Kedua orang yang di depan telah melewati pintu putar dan
menuruni tangga menuju ke peron, dan pada saat itu menghilang dari pandangan anak-anak Hardy. Tidak lama kemudian mereka
mendengar sebuah teriakan keras. "Tolooong!" seseorang berteriak cemas dari arah peron. "Tolong! Tolonglah aku !"
Dengan segera, Frank dan Joe bergegas menuruni sisa-sisa anak tangga yang membawa mereka ke ujung peron. Gerbong-gerbong belakang kereta api itu kosong tidak berpenumpang, dan pintu-pintunya terbuka. Tidak ada orang lain di peron itu kecuali kedua orang tersebut.
Mereka bergumul di lantai dengan sengit, dan orang yang
berpakaian gaya Texas nampak kewalahan. Musuhnya yang kurus tinggi menghentikan perlawanannya dengan mencekik leher dengan tangan yang satu dan mencengkeram jaketnya dengan tangan yang lain.
Kakak-beradik Hardy menyerbu sepasang orang yang bergumul itu. Orang yang tinggi kurus melihat kedatangan mereka dan cepat-cepat melepaskan korbannya. Ia mengambil langkah seribu dan meloncat naik ke kereta api. Joe memburunya.
Brak ! Pintu gerbong tertutup, Joe terbentur pintu selagi kereta api itu mulai bergerak. Terkejut karena benturan itu, anak muda itu hanya dapat mengawasi kereta bawah tanah itu mulai mempercepat jalannya dan meluncur di atas rel.
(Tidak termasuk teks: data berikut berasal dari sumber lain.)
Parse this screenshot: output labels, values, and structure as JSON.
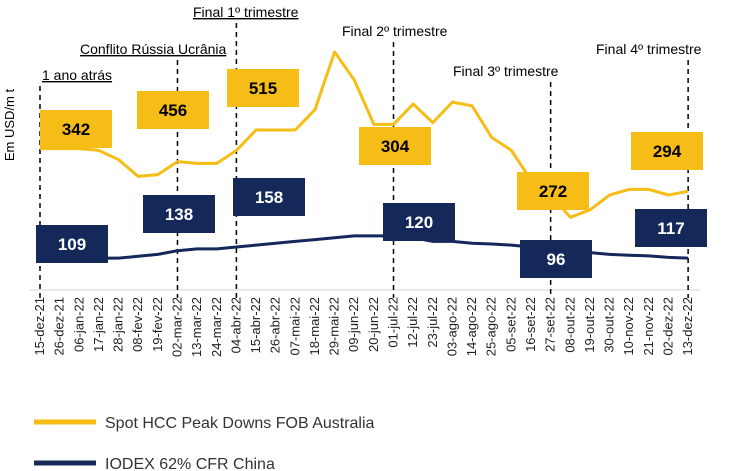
{
  "chart_data": {
    "type": "line",
    "y_label": "Em USD/m t",
    "categories": [
      "15-dez-21",
      "26-dez-21",
      "06-jan-22",
      "17-jan-22",
      "28-jan-22",
      "08-fev-22",
      "19-fev-22",
      "02-mar-22",
      "13-mar-22",
      "24-mar-22",
      "04-abr-22",
      "15-abr-22",
      "26-abr-22",
      "07-mai-22",
      "18-mai-22",
      "29-mai-22",
      "09-jun-22",
      "20-jun-22",
      "01-jul-22",
      "12-jul-22",
      "23-jul-22",
      "03-ago-22",
      "14-ago-22",
      "25-ago-22",
      "05-set-22",
      "16-set-22",
      "27-set-22",
      "08-out-22",
      "19-out-22",
      "30-out-22",
      "10-nov-22",
      "21-nov-22",
      "02-dez-22",
      "13-dez-22"
    ],
    "ylim": [
      0,
      700
    ],
    "series": [
      {
        "name": "Spot HCC Peak Downs FOB Australia",
        "color": "#f6bd16",
        "values": [
          405,
          405,
          405,
          400,
          375,
          330,
          335,
          370,
          365,
          365,
          400,
          455,
          455,
          455,
          510,
          665,
          590,
          470,
          470,
          525,
          475,
          530,
          520,
          435,
          400,
          320,
          280,
          220,
          240,
          280,
          295,
          295,
          280,
          290
        ],
        "boxes": [
          342,
          456,
          515,
          304,
          272,
          294
        ]
      },
      {
        "name": "IODEX 62% CFR China",
        "color": "#14285a",
        "values": [
          120,
          115,
          110,
          110,
          110,
          115,
          120,
          130,
          135,
          135,
          140,
          145,
          150,
          155,
          160,
          165,
          170,
          170,
          170,
          165,
          155,
          155,
          150,
          148,
          145,
          140,
          135,
          130,
          125,
          120,
          118,
          116,
          112,
          110
        ],
        "boxes": [
          109,
          138,
          158,
          120,
          96,
          117
        ]
      }
    ],
    "annotations": [
      {
        "label": "1 ano atrás",
        "category": 0
      },
      {
        "label": "Conflito Rússia Ucrânia",
        "category": 7
      },
      {
        "label": "Final 1º trimestre",
        "category": 10
      },
      {
        "label": "Final 2º trimestre",
        "category": 18
      },
      {
        "label": "Final 3º trimestre",
        "category": 26
      },
      {
        "label": "Final 4º trimestre",
        "category": 33
      }
    ]
  }
}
Kereta itu memasuki terowongan dan lenyap dari pandangan.
Dengan kecewa, detektif muda itu memutar tubuhnya. Frank
mengangkat korban penyerangan itu berdiri, dan memapahnya berjalan ke bangku yang terdekat. Joe menolong mengambilkan topi koboi yang terjatuh dalam perkelahian.
"Kukira, ini milikmu," katanya kepada orang itu.
"Terima kasih." Sambil menarik, nafas dalam, orang asing itu memakai topinya, dan memiringkannya ke belakang, memandang sayu kepada anak-anak Hardy. Matanya yang bulat besar
mengingatkan mereka seperti burung hantu malam. Seekor burung hantu malam kecil gemuk, pikir Joe, dengan bulu yang menggelepai.
Pada saat itu datanglah seorang Polisi. "Apa yang telah terjadi di sini?" tanyanya.
Kembali korban itu menarik nafas dalam. "Pak polisi," suaranya meledak, "aku diserang orang!"
Polisi itu memandang Frank dan Joe penuh wibawa.
"Diserang dua orang ini?"
"Oo, bukan! Anak-anak muda ini telah menyelamatkan aku!
Kalau tidak, aku pasti telah dijerat dan diikat kaki tanganku.
"Orang yang menyerangnya telah lari," Joe menyela. "Ia lari ke kota dengan kereta api." Dengan cepat Joe melukiskan orang yang dikejarnya.
"Barangkali kita dapat menangkapnya di setasiun yang berikut,"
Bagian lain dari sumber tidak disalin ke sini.